By itself, this technique is unable to prevent so-called replay attacks where the SIBBS messages are captured by a sniffer and then retransmitted without any modifications.  To prevent replay attacks, the RAR ID field (and CANCEL ID field) can be used by BB implementations. Each RAR ID has to be stored until its associated reservation expires. In doing this, the BB is able to identify replay messages. However, to support modifications of reservations, it is necessary to add a counter to either the SPO, the RAR ID or the whole message. Otherwise it might be possible to replay reservations which have been modified more than once, by replaying one of the modify messages (renegotiation is currently only indicated by a flag). So a BB must have the ability to distinguish between each modification.

 

2.      Mutual authentication is performed. All messages are additionally checked for integrity.

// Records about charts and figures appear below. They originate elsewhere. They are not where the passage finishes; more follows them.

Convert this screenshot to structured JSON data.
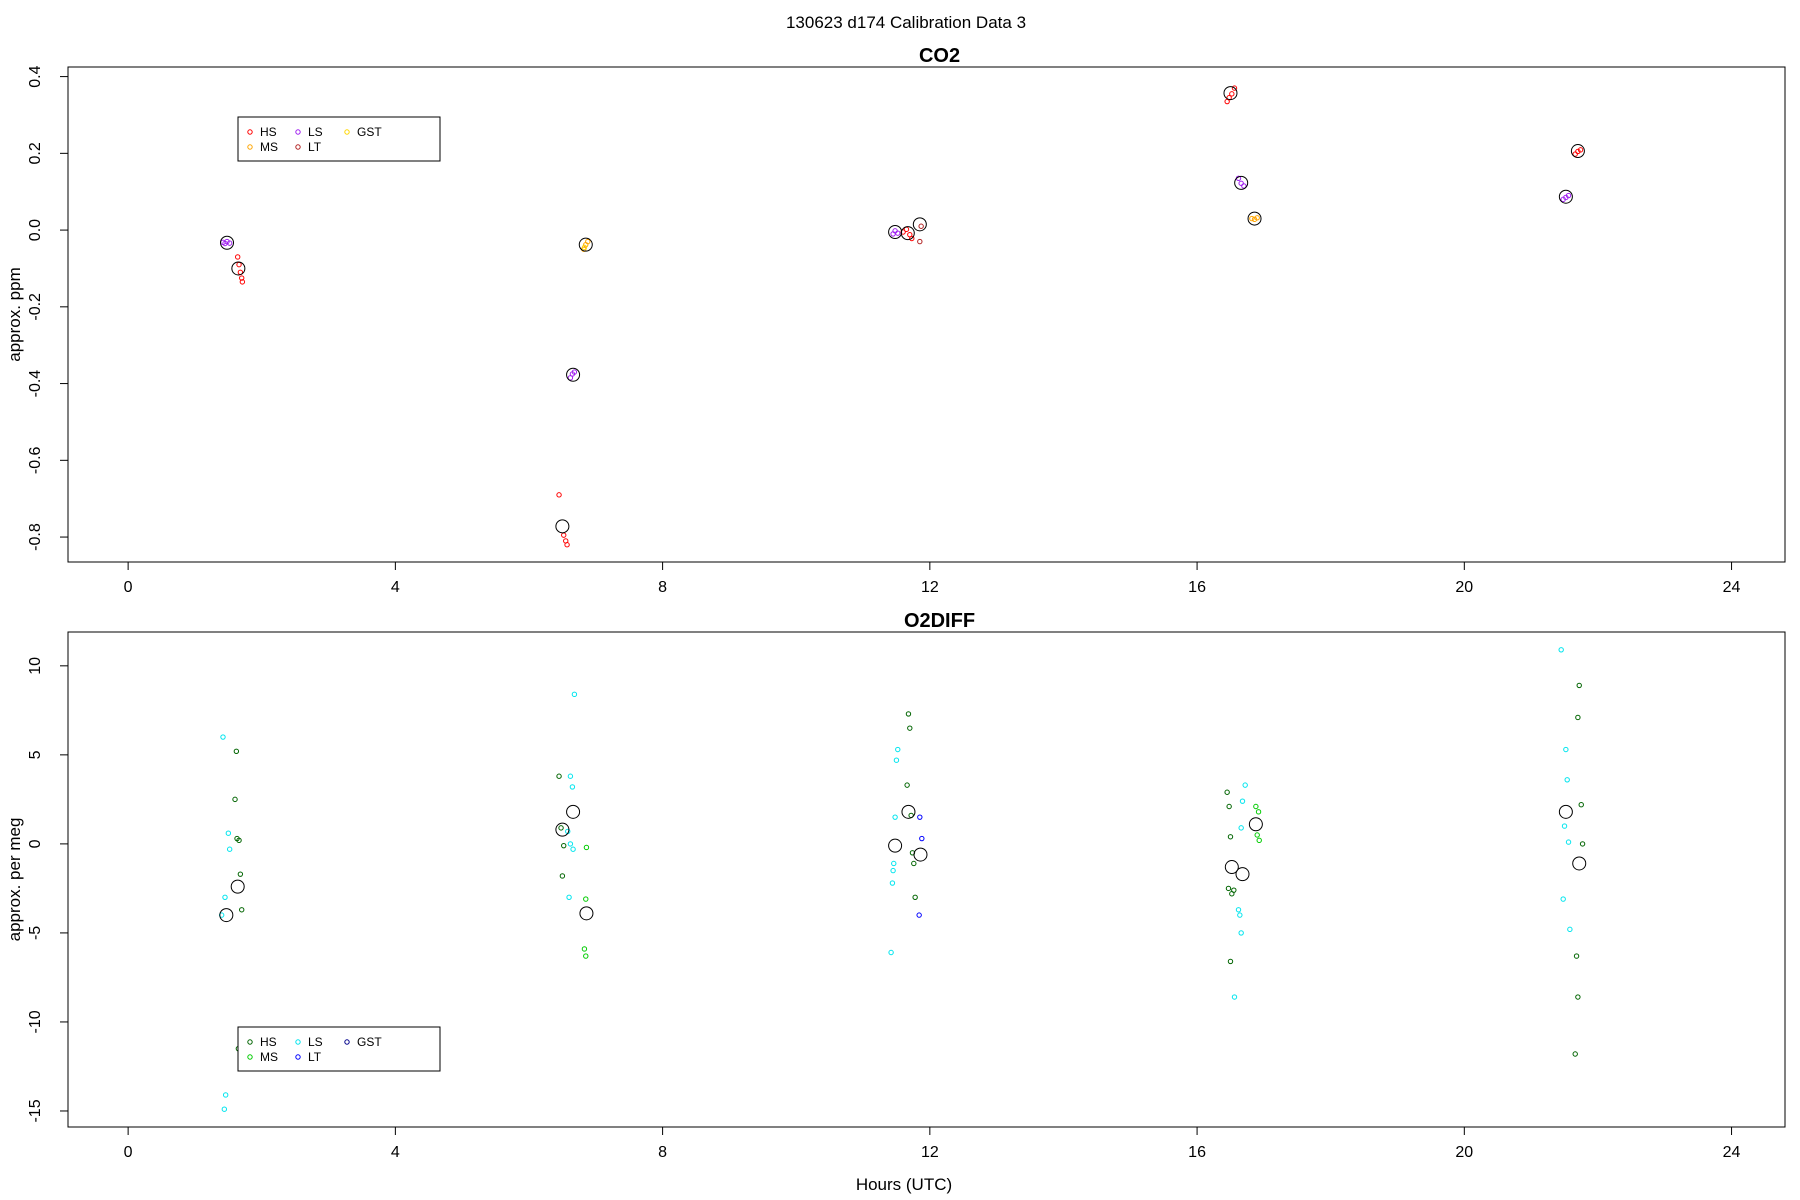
{
  "suptitle": "130623   d174   Calibration Data 3",
  "chart_data": [
    {
      "type": "scatter",
      "title": "CO2",
      "xlabel": "",
      "ylabel": "approx. ppm",
      "xlim": [
        -0.9,
        24.8
      ],
      "ylim": [
        -0.865,
        0.425
      ],
      "xticks": [
        0,
        4,
        8,
        12,
        16,
        20,
        24
      ],
      "yticks": [
        -0.8,
        -0.6,
        -0.4,
        -0.2,
        0.0,
        0.2,
        0.4
      ],
      "ytick_labels": [
        "-0.8",
        "-0.6",
        "-0.4",
        "-0.2",
        "0.0",
        "0.2",
        "0.4"
      ],
      "legend": {
        "placement": "top-left",
        "entries": [
          {
            "label": "HS",
            "color": "#ff0000"
          },
          {
            "label": "MS",
            "color": "#ffa500"
          },
          {
            "label": "LS",
            "color": "#a020f0"
          },
          {
            "label": "LT",
            "color": "#b22222"
          },
          {
            "label": "GST",
            "color": "#ffd700"
          }
        ]
      },
      "series": [
        {
          "key": "HS",
          "color": "#ff0000",
          "points": [
            [
              1.64,
              -0.07
            ],
            [
              1.66,
              -0.09
            ],
            [
              1.68,
              -0.11
            ],
            [
              1.7,
              -0.125
            ],
            [
              1.71,
              -0.135
            ],
            [
              6.45,
              -0.69
            ],
            [
              6.52,
              -0.795
            ],
            [
              6.55,
              -0.81
            ],
            [
              6.57,
              -0.82
            ],
            [
              11.6,
              -0.005
            ],
            [
              11.65,
              0.002
            ],
            [
              11.7,
              -0.012
            ],
            [
              11.73,
              -0.022
            ],
            [
              16.45,
              0.335
            ],
            [
              16.48,
              0.345
            ],
            [
              16.52,
              0.355
            ],
            [
              16.56,
              0.37
            ],
            [
              21.66,
              0.198
            ],
            [
              21.7,
              0.205
            ],
            [
              21.74,
              0.209
            ]
          ]
        },
        {
          "key": "MS",
          "color": "#ffa500",
          "points": [
            [
              6.82,
              -0.05
            ],
            [
              6.85,
              -0.038
            ],
            [
              6.88,
              -0.03
            ],
            [
              16.82,
              0.03
            ],
            [
              16.86,
              0.028
            ],
            [
              16.9,
              0.032
            ]
          ]
        },
        {
          "key": "LS",
          "color": "#a020f0",
          "points": [
            [
              1.42,
              -0.032
            ],
            [
              1.45,
              -0.035
            ],
            [
              1.48,
              -0.03
            ],
            [
              1.52,
              -0.034
            ],
            [
              6.62,
              -0.385
            ],
            [
              6.65,
              -0.375
            ],
            [
              6.68,
              -0.37
            ],
            [
              11.45,
              -0.01
            ],
            [
              11.48,
              -0.002
            ],
            [
              11.52,
              -0.008
            ],
            [
              16.62,
              0.135
            ],
            [
              16.66,
              0.122
            ],
            [
              16.7,
              0.115
            ],
            [
              21.48,
              0.08
            ],
            [
              21.52,
              0.085
            ],
            [
              21.56,
              0.09
            ]
          ]
        },
        {
          "key": "LT",
          "color": "#b22222",
          "points": [
            [
              11.85,
              -0.03
            ],
            [
              11.87,
              0.01
            ]
          ]
        },
        {
          "key": "GST",
          "color": "#ffd700",
          "points": [
            [
              6.83,
              -0.045
            ]
          ]
        }
      ],
      "means": [
        [
          1.48,
          -0.033
        ],
        [
          1.65,
          -0.1
        ],
        [
          6.5,
          -0.772
        ],
        [
          6.66,
          -0.377
        ],
        [
          6.85,
          -0.038
        ],
        [
          11.48,
          -0.005
        ],
        [
          11.67,
          -0.008
        ],
        [
          11.85,
          0.015
        ],
        [
          16.5,
          0.357
        ],
        [
          16.66,
          0.123
        ],
        [
          16.86,
          0.03
        ],
        [
          21.52,
          0.087
        ],
        [
          21.7,
          0.206
        ]
      ]
    },
    {
      "type": "scatter",
      "title": "O2DIFF",
      "xlabel": "Hours (UTC)",
      "ylabel": "approx. per meg",
      "xlim": [
        -0.9,
        24.8
      ],
      "ylim": [
        -15.9,
        11.9
      ],
      "xticks": [
        0,
        4,
        8,
        12,
        16,
        20,
        24
      ],
      "yticks": [
        -15,
        -10,
        -5,
        0,
        5,
        10
      ],
      "ytick_labels": [
        "-15",
        "-10",
        "-5",
        "0",
        "5",
        "10"
      ],
      "legend": {
        "placement": "bottom-left",
        "entries": [
          {
            "label": "HS",
            "color": "#006400"
          },
          {
            "label": "MS",
            "color": "#00cc00"
          },
          {
            "label": "LS",
            "color": "#00e5ee"
          },
          {
            "label": "LT",
            "color": "#0000ff"
          },
          {
            "label": "GST",
            "color": "#00008b"
          }
        ]
      },
      "series": [
        {
          "key": "HS",
          "color": "#006400",
          "points": [
            [
              1.62,
              5.2
            ],
            [
              1.6,
              2.5
            ],
            [
              1.63,
              0.3
            ],
            [
              1.66,
              0.2
            ],
            [
              1.68,
              -1.7
            ],
            [
              1.7,
              -3.7
            ],
            [
              1.65,
              -11.5
            ],
            [
              6.45,
              3.8
            ],
            [
              6.48,
              0.9
            ],
            [
              6.52,
              -0.1
            ],
            [
              6.5,
              -1.8
            ],
            [
              11.68,
              7.3
            ],
            [
              11.7,
              6.5
            ],
            [
              11.66,
              3.3
            ],
            [
              11.72,
              1.6
            ],
            [
              11.74,
              -0.5
            ],
            [
              11.76,
              -1.1
            ],
            [
              11.78,
              -3.0
            ],
            [
              16.45,
              2.9
            ],
            [
              16.48,
              2.1
            ],
            [
              16.5,
              0.4
            ],
            [
              16.47,
              -2.5
            ],
            [
              16.52,
              -2.8
            ],
            [
              16.55,
              -2.6
            ],
            [
              16.5,
              -6.6
            ],
            [
              21.72,
              8.9
            ],
            [
              21.7,
              7.1
            ],
            [
              21.75,
              2.2
            ],
            [
              21.77,
              0.0
            ],
            [
              21.68,
              -6.3
            ],
            [
              21.7,
              -8.6
            ],
            [
              21.66,
              -11.8
            ]
          ]
        },
        {
          "key": "MS",
          "color": "#00cc00",
          "points": [
            [
              6.86,
              -0.2
            ],
            [
              6.85,
              -3.1
            ],
            [
              6.83,
              -5.9
            ],
            [
              6.85,
              -6.3
            ],
            [
              16.88,
              2.1
            ],
            [
              16.92,
              1.8
            ],
            [
              16.9,
              0.5
            ],
            [
              16.93,
              0.2
            ]
          ]
        },
        {
          "key": "LS",
          "color": "#00e5ee",
          "points": [
            [
              1.42,
              6.0
            ],
            [
              1.5,
              0.6
            ],
            [
              1.52,
              -0.3
            ],
            [
              1.45,
              -3.0
            ],
            [
              1.4,
              -4.0
            ],
            [
              1.46,
              -14.1
            ],
            [
              1.44,
              -14.9
            ],
            [
              6.68,
              8.4
            ],
            [
              6.62,
              3.8
            ],
            [
              6.65,
              3.2
            ],
            [
              6.58,
              0.7
            ],
            [
              6.62,
              0.0
            ],
            [
              6.66,
              -0.3
            ],
            [
              6.6,
              -3.0
            ],
            [
              11.52,
              5.3
            ],
            [
              11.5,
              4.7
            ],
            [
              11.48,
              1.5
            ],
            [
              11.46,
              -1.1
            ],
            [
              11.45,
              -1.5
            ],
            [
              11.44,
              -2.2
            ],
            [
              11.42,
              -6.1
            ],
            [
              16.72,
              3.3
            ],
            [
              16.68,
              2.4
            ],
            [
              16.66,
              0.9
            ],
            [
              16.62,
              -3.7
            ],
            [
              16.64,
              -4.0
            ],
            [
              16.66,
              -5.0
            ],
            [
              16.56,
              -8.6
            ],
            [
              21.45,
              10.9
            ],
            [
              21.52,
              5.3
            ],
            [
              21.54,
              3.6
            ],
            [
              21.5,
              1.0
            ],
            [
              21.56,
              0.1
            ],
            [
              21.48,
              -3.1
            ],
            [
              21.58,
              -4.8
            ]
          ]
        },
        {
          "key": "LT",
          "color": "#0000ff",
          "points": [
            [
              11.85,
              1.5
            ],
            [
              11.88,
              0.3
            ],
            [
              11.84,
              -4.0
            ]
          ]
        },
        {
          "key": "GST",
          "color": "#00008b",
          "points": []
        }
      ],
      "means": [
        [
          1.47,
          -4.0
        ],
        [
          1.64,
          -2.4
        ],
        [
          6.5,
          0.8
        ],
        [
          6.66,
          1.8
        ],
        [
          6.86,
          -3.9
        ],
        [
          11.48,
          -0.1
        ],
        [
          11.68,
          1.8
        ],
        [
          11.86,
          -0.6
        ],
        [
          16.52,
          -1.3
        ],
        [
          16.68,
          -1.7
        ],
        [
          16.88,
          1.1
        ],
        [
          21.52,
          1.8
        ],
        [
          21.72,
          -1.1
        ]
      ]
    }
  ]
}
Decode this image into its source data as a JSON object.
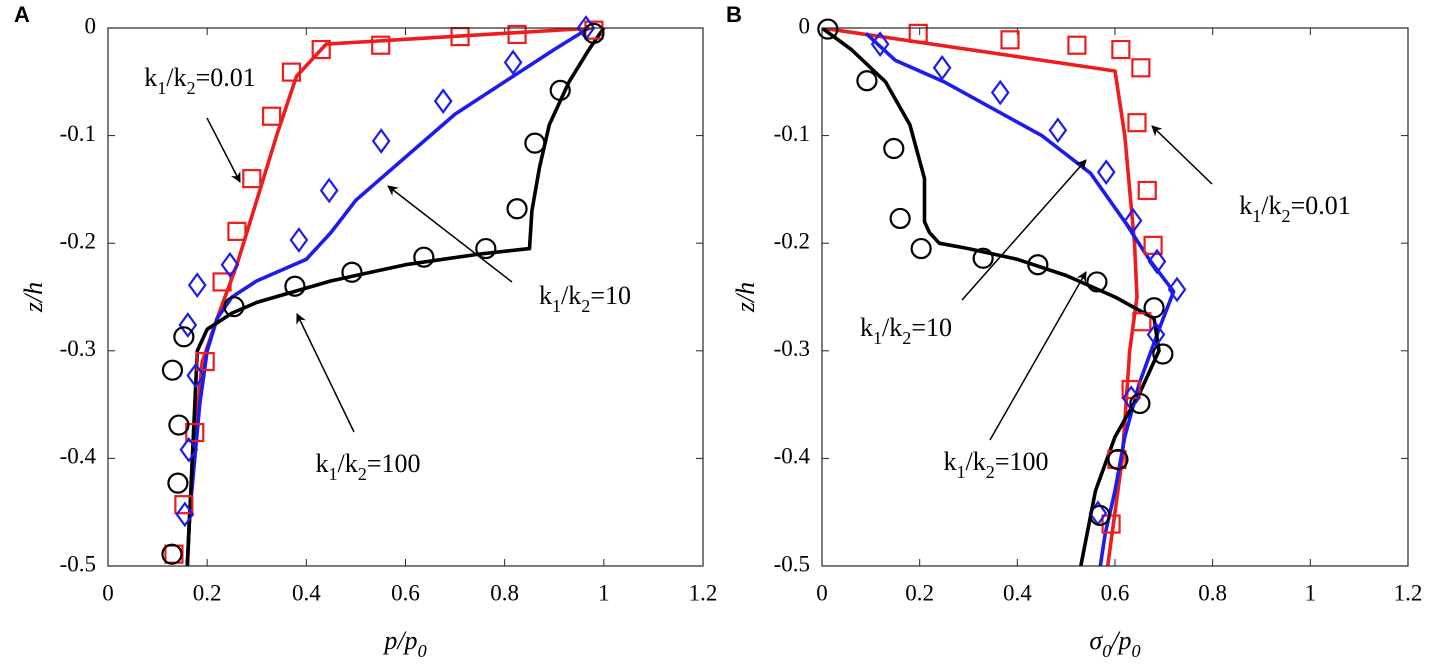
{
  "chart_data": [
    {
      "type": "line",
      "panel": "A",
      "xlabel": "p/p0",
      "ylabel": "z/h",
      "xlim": [
        0,
        1.2
      ],
      "ylim": [
        -0.5,
        0
      ],
      "xticks": [
        0,
        0.2,
        0.4,
        0.6,
        0.8,
        1,
        1.2
      ],
      "yticks": [
        0,
        -0.1,
        -0.2,
        -0.3,
        -0.4,
        -0.5
      ],
      "annotations": [
        "k1/k2=0.01",
        "k1/k2=10",
        "k1/k2=100"
      ],
      "series": [
        {
          "color": "#ee1c1c",
          "line": true,
          "x": [
            0.98,
            0.44,
            0.38,
            0.34,
            0.3,
            0.26,
            0.22,
            0.19,
            0.175,
            0.165,
            0.16
          ],
          "values": [
            0,
            -0.015,
            -0.045,
            -0.1,
            -0.16,
            -0.22,
            -0.27,
            -0.31,
            -0.38,
            -0.45,
            -0.5
          ]
        },
        {
          "color": "#1c1cee",
          "line": true,
          "x": [
            0.97,
            0.9,
            0.8,
            0.7,
            0.6,
            0.5,
            0.45,
            0.4,
            0.3,
            0.25,
            0.22,
            0.2,
            0.185,
            0.175,
            0.165,
            0.16
          ],
          "values": [
            0,
            -0.02,
            -0.05,
            -0.08,
            -0.12,
            -0.16,
            -0.19,
            -0.215,
            -0.235,
            -0.25,
            -0.27,
            -0.3,
            -0.35,
            -0.4,
            -0.45,
            -0.5
          ]
        },
        {
          "color": "#000000",
          "line": true,
          "x": [
            1.0,
            0.97,
            0.93,
            0.89,
            0.87,
            0.855,
            0.85,
            0.75,
            0.6,
            0.45,
            0.3,
            0.25,
            0.2,
            0.18,
            0.175,
            0.17,
            0.165,
            0.16
          ],
          "values": [
            0,
            -0.02,
            -0.05,
            -0.09,
            -0.13,
            -0.17,
            -0.205,
            -0.21,
            -0.22,
            -0.235,
            -0.255,
            -0.265,
            -0.28,
            -0.3,
            -0.35,
            -0.4,
            -0.45,
            -0.5
          ]
        },
        {
          "color": "#ee1c1c",
          "marker": "square",
          "x": [
            0.98,
            0.825,
            0.71,
            0.55,
            0.43,
            0.37,
            0.33,
            0.29,
            0.26,
            0.23,
            0.196,
            0.175,
            0.153,
            0.133
          ],
          "values": [
            -0.002,
            -0.006,
            -0.008,
            -0.016,
            -0.02,
            -0.041,
            -0.082,
            -0.14,
            -0.189,
            -0.236,
            -0.31,
            -0.376,
            -0.443,
            -0.489
          ]
        },
        {
          "color": "#1c1cee",
          "marker": "diamond",
          "x": [
            0.964,
            0.817,
            0.676,
            0.551,
            0.446,
            0.385,
            0.246,
            0.18,
            0.161,
            0.177,
            0.163,
            0.155
          ],
          "values": [
            0,
            -0.032,
            -0.068,
            -0.105,
            -0.151,
            -0.197,
            -0.22,
            -0.239,
            -0.276,
            -0.323,
            -0.392,
            -0.452
          ]
        },
        {
          "color": "#000000",
          "marker": "circle",
          "x": [
            0.98,
            0.912,
            0.861,
            0.825,
            0.762,
            0.637,
            0.492,
            0.377,
            0.254,
            0.153,
            0.13,
            0.143,
            0.141,
            0.129
          ],
          "values": [
            -0.005,
            -0.058,
            -0.107,
            -0.168,
            -0.205,
            -0.213,
            -0.227,
            -0.24,
            -0.259,
            -0.287,
            -0.318,
            -0.369,
            -0.423,
            -0.489
          ]
        }
      ]
    },
    {
      "type": "line",
      "panel": "B",
      "xlabel": "σ0/p0",
      "ylabel": "z/h",
      "xlim": [
        0,
        1.2
      ],
      "ylim": [
        -0.5,
        0
      ],
      "xticks": [
        0,
        0.2,
        0.4,
        0.6,
        0.8,
        1,
        1.2
      ],
      "yticks": [
        0,
        -0.1,
        -0.2,
        -0.3,
        -0.4,
        -0.5
      ],
      "annotations": [
        "k1/k2=0.01",
        "k1/k2=10",
        "k1/k2=100"
      ],
      "series": [
        {
          "color": "#ee1c1c",
          "line": true,
          "x": [
            0,
            0.6,
            0.62,
            0.64,
            0.645,
            0.63,
            0.615,
            0.6,
            0.585
          ],
          "values": [
            0,
            -0.04,
            -0.1,
            -0.2,
            -0.25,
            -0.3,
            -0.4,
            -0.45,
            -0.5
          ]
        },
        {
          "color": "#1c1cee",
          "line": true,
          "x": [
            0.09,
            0.15,
            0.25,
            0.35,
            0.45,
            0.55,
            0.62,
            0.67,
            0.72,
            0.69,
            0.65,
            0.62,
            0.6,
            0.58,
            0.57
          ],
          "values": [
            -0.005,
            -0.03,
            -0.05,
            -0.075,
            -0.1,
            -0.135,
            -0.18,
            -0.215,
            -0.245,
            -0.28,
            -0.33,
            -0.38,
            -0.43,
            -0.47,
            -0.5
          ]
        },
        {
          "color": "#000000",
          "line": true,
          "x": [
            0,
            0.06,
            0.13,
            0.18,
            0.21,
            0.21,
            0.22,
            0.24,
            0.3,
            0.4,
            0.5,
            0.6,
            0.68,
            0.69,
            0.65,
            0.6,
            0.56,
            0.53
          ],
          "values": [
            0,
            -0.02,
            -0.05,
            -0.09,
            -0.14,
            -0.18,
            -0.19,
            -0.2,
            -0.205,
            -0.215,
            -0.23,
            -0.25,
            -0.27,
            -0.3,
            -0.34,
            -0.38,
            -0.43,
            -0.5
          ]
        },
        {
          "color": "#ee1c1c",
          "marker": "square",
          "x": [
            0.197,
            0.385,
            0.522,
            0.612,
            0.653,
            0.645,
            0.666,
            0.678,
            0.655,
            0.633,
            0.604,
            0.592
          ],
          "values": [
            -0.005,
            -0.011,
            -0.016,
            -0.02,
            -0.037,
            -0.088,
            -0.151,
            -0.202,
            -0.273,
            -0.336,
            -0.401,
            -0.461
          ]
        },
        {
          "color": "#1c1cee",
          "marker": "diamond",
          "x": [
            0.119,
            0.246,
            0.365,
            0.483,
            0.582,
            0.637,
            0.686,
            0.727,
            0.684,
            0.633,
            0.565
          ],
          "values": [
            -0.015,
            -0.037,
            -0.06,
            -0.095,
            -0.134,
            -0.179,
            -0.217,
            -0.243,
            -0.285,
            -0.344,
            -0.451
          ]
        },
        {
          "color": "#000000",
          "marker": "circle",
          "x": [
            0.012,
            0.092,
            0.147,
            0.16,
            0.203,
            0.33,
            0.442,
            0.563,
            0.68,
            0.698,
            0.651,
            0.606,
            0.569
          ],
          "values": [
            -0.001,
            -0.049,
            -0.112,
            -0.177,
            -0.205,
            -0.214,
            -0.22,
            -0.236,
            -0.26,
            -0.303,
            -0.349,
            -0.401,
            -0.453
          ]
        }
      ]
    }
  ]
}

The above mentioned model has the disadvantage that the source of a RAR is not able to check whether the message has been received by the correct BB until a RAA indicates this. One solution is to perform mutual authentication as it is done in the Grid Security Infrastructure. All messages can be authenticated in a manner that assures the integrity and that guarantees that the message has been received by the correct BB. Typically, as this is also true for the Grid Security Infrastructure, this is done by using the SSL protocol version 3 (or TLS in later SIBBS versions). Within this concept, each communication entity must have a certificate, signed by a trusted certificate authority. During the establishment of a session, the SSL handshake protocol is performed, which mainly consists of the exchange of the certificates and the proof of the knowledge of the private key. Additionally, a session secret is exchanged. This secret can be used to encrypt the hash of a message by using a symmetric encryption algorithm. Consequently, this concept does not require the usage of signatures in the message fields, as the transport protocol is assuring the integrity of messages and does provide shields against attacks.

 

This concept fits well into the current version of SIBBS, where messages are exchanged between neighboring BBs within long term TCP sessions.

 

Recommended Implementation

 

Depending on the chosen authentication model, we propose the following issues any implementation must follow:

 

1.      To sign messages, the implementation should support at least the MD5 hash function. For encryption of the hash we propose to support RSA. This proposal is compatible to the usage in the Grid Security infrastructure. To avoid interoperability problems between different software implementations, we propose to use SSLeay 0.9.0 or OpenSSL to implement the signing function. If different software has been selected, interoperability with signatures created with the proposed software must have been proved. We claim that each BB should apply for an X509 certificate, as access to the public key can be established by accessing the encoded certificate. There is no requirement to claim specific certificate encoding formats.

 

2.      To perform mutual authentication implementations should use SSLeay 0.9.0 or OpenSSL. The use of different software must have demonstrated its interoperability.

 

Each SIBBS message is passed to the Message Integrity Check (MIC) routines of the SSL implementation. In the current SIBBS version, MD5 must be used to create the message authentication code (MAC). The secret used to calculate the MAC is the session key that SSL has set up specific for each session via the mutual authentication phase (via RSA). As all BBs must have a certificate, we will establish a list of certificate authorities which must be supported.

 

To simplify the implementation, we recommend the usage of high-level libraries such as Globus I/O (http://www.globus.org/v1.1/io/globus_io.html). This library provides a uniform I/O interface  to stream and datagram style communications. It can easily replace all socket calls in any existing applications and is build on top of SSLeay. The main advantage of the usage of this library is that it is capable in performing the discussed security functions automatically, simply by adding a call setting the desired authentication mode.